60 Jahre Gemischter Chor: Es wird gefeiert

Der Gemischte Chor Lüdenscheid wird 60 Jahre alt.

Lüdenscheid - „Das machen wir immer sehr gerne“, sagt Silvia Walthes, Pressewartin des Gemischten Chores Lüdenscheid, mit Blick auf die Auftritte in den Lüdenscheider Seniorenheimen, mit denen der Gemischte Chor seit vielen Jahren das kulturelle Leben in der Stadt bereichert. Noch am vergangenen Wochenende waren die Sänger zu Gast im Amalie-Sieveking-Haus.

Am Sonntagnachmittag feiert der Chor sich ausnahmsweise mal selbst im Festzentrum an der Hohen Steinert. Dann können die Sänger auf eine 60-jährige Gemeinschaft zurückblicken. 1956 rief der aus der Grafschaft Glatz stammende Paul Preis eine Chorgemeinschaft ins Leben, die sich fortan „Ostdeutscher Heimatchor“ nannte. Das war die Geburtsstunde der später in Gemischter Chor umbenannten Singegemeinschaft.

Paul Preis zeichnete sich durch das Komponieren von Kantaten, Chorwerken und Filmmusiken aus. Aus seiner Feder stammt die Komposition „Die gelbe Glatzer Rose“, ein Stück, das noch heute im Repertoire des Gemischten Chores zu finden ist. Aus Krankheitsgründen legte Preis später sein Dirigat nieder und verstarb 1979. Seine Nachfolge trat Professor Hans Teleki an. Unter seinem Dirigat trat der Chor mit einem Dankkonzert für den damaligen Regierungspräsidenten Ernst Schlender hervor.

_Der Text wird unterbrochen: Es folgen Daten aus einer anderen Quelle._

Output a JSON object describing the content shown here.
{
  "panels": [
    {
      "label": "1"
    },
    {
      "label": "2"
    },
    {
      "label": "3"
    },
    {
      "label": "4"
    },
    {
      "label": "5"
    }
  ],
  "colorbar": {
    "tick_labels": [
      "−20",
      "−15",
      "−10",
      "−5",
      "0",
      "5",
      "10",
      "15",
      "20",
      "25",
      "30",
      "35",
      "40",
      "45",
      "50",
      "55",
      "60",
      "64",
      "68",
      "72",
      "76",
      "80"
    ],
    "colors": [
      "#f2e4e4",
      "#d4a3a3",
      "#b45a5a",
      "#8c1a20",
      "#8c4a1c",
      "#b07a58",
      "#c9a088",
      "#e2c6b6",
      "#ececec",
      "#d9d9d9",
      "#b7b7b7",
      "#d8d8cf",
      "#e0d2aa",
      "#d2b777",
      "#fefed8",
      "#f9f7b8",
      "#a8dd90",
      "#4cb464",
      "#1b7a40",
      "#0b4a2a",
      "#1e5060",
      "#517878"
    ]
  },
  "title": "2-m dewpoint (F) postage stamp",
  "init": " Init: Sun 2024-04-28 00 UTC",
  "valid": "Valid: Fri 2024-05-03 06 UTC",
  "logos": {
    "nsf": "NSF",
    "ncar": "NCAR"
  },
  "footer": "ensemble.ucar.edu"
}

Zum 25-jährigen Bestehen des Chores – dies bereits unter der Leitung von Musikschuldirektor Eckhart Grote – gaben die Sänger ein Festkonzert. In das Jahr 1981 fiel auch der Beginn der Partnerschaft mit der Operettenvereinigung Den Helder, mit der man gemeinsam in der Folgezeit Konzerte in Den Helder und Lüdenscheid gab.

Dem Musikschuldirektor folgten als Dirigent Friedhelm Biallas und nach dessen Tod Chordirektor Willi Keune. Alle eineinhalb Jahre veranstalteten die Sänger unter dessen Leitung Konzerte im Kulturhaus. Konzertreisen führten quer durch Deutschland, nach Wien und Italien, unter anderem unterstützt durch Annette Luig (Sopran) und Werner Hahn (Bariton).

Schweren Herzens gab Chordirektor Willi Keune zu Weihnachten 2011 den Chor aus gesundheitlichen Gründen ab. Doch auch diesmal hatten die Sänger bei der Suche nach einem neuen Chorleiter ein glückliches Händchen und absolvierten bereits im Januar 2012 mit Chordirektor Ingo Reich die erste Probe. Ein Freundschaftssingen und Konzerte folgten, und in diesem Jahr begeben sich die Sänger auf Chorfahrt nach Wales, um dort mit einem Projektchor zu konzertieren.

Um die bewegten vergangenen sechs Jahrzehnte gebührend zu feiern, treffen sich die Sänger intern zunächst an einer gemeinsamen Kaffeetafel samt Überraschungsgast. Zweifellos werden sie auch selbst das eine oder andere Lied anstimmen.

Geehrt werden zwei Gründungsmitglieder: Barbara Somborn (†) und Wolfram Riedel.